Andres Romero finished one stroke further back in third place after a 6-under 66. Overnight leader Ricardo Gonzalez managed just a 1-under 71 and ended up in a fourth-place tie with Charl Schwartzel (68) at minus-14.
In the third round, Gonzalez tied the course record with an 8-under 64 to snatch the lead from Broadhurst, who had led since the first round after also matching the course record.
But while players like Gonzalez were settling for pars and the odd birdie, Broadhurst was making strides on the front nine.
After beginning his round in second place at 12 under, Broadhurst birdied four consecutive holes from No. 2 to reach minus-16. The first three birdies all came on par 4s, the fourth on the 493-yard, par-5 fifth.
Broadhurst added another birdie at the par-4 seventh to make the turn at 17 under. After another birdie at 12, Broadhurst led by three shots over Romero until a double bogey at 13 whittled his advantage to just a stroke.

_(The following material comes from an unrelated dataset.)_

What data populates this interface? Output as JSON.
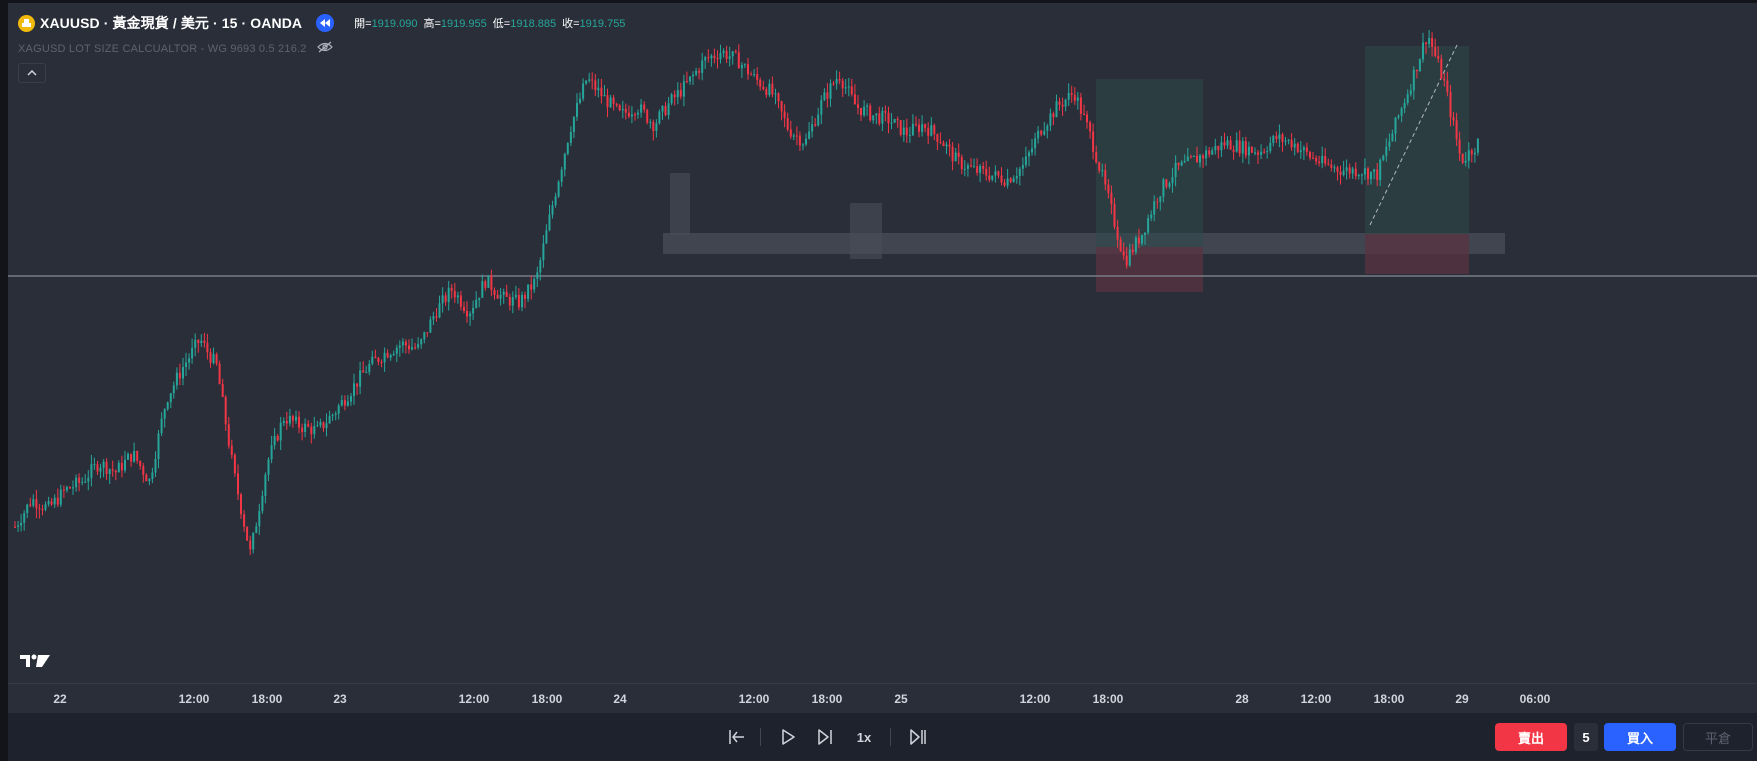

However, Romero bogeyed 16 ahead of the final group, while Broadhurst birdied the par-4 14th. With his lead again at three shots -- this time over three players -- Broadhurst was afforded some comfort.
It didn't last -- his par try at 17 just missed the hole -- but Broadhurst managed to rally, and his birdie at 18 was his fourth straight on the 476-yard finishing hole.
'I made it hard down the stretch, but I didn't really hit too many bad shots,' said Broadhurst. 'I knew Wall had birdied 18 and I knew I needed a birdie at the last to retain [the title].'
The long-hitting Gonzalez said after Saturday's round that the Le Meridien Penina course wasn't really set up for a player of his style. It was better suited for short hitters and good putters.
Indeed, Broadhurst fit into one of those categories this week. He needed just 25 putts or less in three of his four rounds, and never once three-putted.
'I just changed something on the putting green, just a slight technical change,' Broadhurst admitted. 'I was getting a great roll from distance. It was fantastic.'
Jose Manuel Lara finished alone in sixth place at minus-13 after a 6-under 66 on Sunday. Markus Brier and Mattias Eliasson were two strokes further back after matching 69s.